Dentistry

Study: Toothache More Common Among Minority and Special Needs Children

The American Academy of Pediatric Dentistry says that frequent consumption of liquids containing fermentable carbohydrates (e.g., juice, milk, formula, soda) increases the risk of dental caries due to prolonged contact between sugars in the liquid and cariogenic bacteria on the teeth

Well, DUH. Education, diet and the ability to pay for early childhood dental care are all factors that hurt poor children.

Poor, minority and special needs children are more likely to be affected by toothache, according to a report in the November issue of Archives of Pediatrics & Adolescent Medicine, one of the JAMA/Archives journals.
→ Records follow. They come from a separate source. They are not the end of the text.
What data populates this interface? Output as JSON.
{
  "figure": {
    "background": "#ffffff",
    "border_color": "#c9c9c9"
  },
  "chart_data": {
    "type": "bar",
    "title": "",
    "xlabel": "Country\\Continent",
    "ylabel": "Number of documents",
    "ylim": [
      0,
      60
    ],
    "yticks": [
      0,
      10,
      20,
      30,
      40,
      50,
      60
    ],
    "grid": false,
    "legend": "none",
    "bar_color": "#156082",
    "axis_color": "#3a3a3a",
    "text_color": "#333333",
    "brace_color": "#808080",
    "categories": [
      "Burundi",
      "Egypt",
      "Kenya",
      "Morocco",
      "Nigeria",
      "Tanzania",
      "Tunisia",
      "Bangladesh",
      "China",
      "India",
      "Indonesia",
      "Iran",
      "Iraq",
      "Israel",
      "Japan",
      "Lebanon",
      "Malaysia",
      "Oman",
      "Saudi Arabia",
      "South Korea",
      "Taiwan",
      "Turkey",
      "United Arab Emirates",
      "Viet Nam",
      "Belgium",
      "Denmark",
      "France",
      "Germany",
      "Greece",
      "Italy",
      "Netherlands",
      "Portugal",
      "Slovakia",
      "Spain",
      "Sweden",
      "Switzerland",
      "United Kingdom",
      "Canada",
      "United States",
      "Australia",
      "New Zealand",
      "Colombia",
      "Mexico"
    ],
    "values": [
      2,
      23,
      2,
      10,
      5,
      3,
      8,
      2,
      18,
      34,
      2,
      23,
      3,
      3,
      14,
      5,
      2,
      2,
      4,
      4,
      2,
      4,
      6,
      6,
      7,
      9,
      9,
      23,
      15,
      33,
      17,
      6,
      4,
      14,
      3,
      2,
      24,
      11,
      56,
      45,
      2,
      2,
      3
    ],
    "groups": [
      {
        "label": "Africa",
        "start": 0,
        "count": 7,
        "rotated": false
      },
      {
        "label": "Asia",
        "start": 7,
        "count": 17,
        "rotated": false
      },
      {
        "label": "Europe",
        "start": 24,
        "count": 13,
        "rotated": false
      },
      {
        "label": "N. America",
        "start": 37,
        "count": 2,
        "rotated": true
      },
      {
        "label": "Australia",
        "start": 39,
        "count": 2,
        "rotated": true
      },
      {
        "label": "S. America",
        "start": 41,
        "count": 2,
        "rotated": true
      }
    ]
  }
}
Toothache is a source of chronic and often severe pain that interferes with a child’s ability to play, eat and pay attention in school,” the authors write as background information in the study. The authors also note that “the most common cause of toothache is dental decay” and the “process of dental decay is one that optimally would be prevented or, at the very least, identified early and then arrested through provision of regular professional dental care. However, for some U.S. children, including those who are Medicaid-insured, access to preventive and restorative dental care is more difficult.”

So, what is the remedy?

Free dental care ala ObamaCare?

More $ millions spent by the government on public health dentistry and dental health education?

Obviously, those remedies are infeasible or have been ineffective.

How about personal responsibility, education and an enforceable federal immigration policy for a start?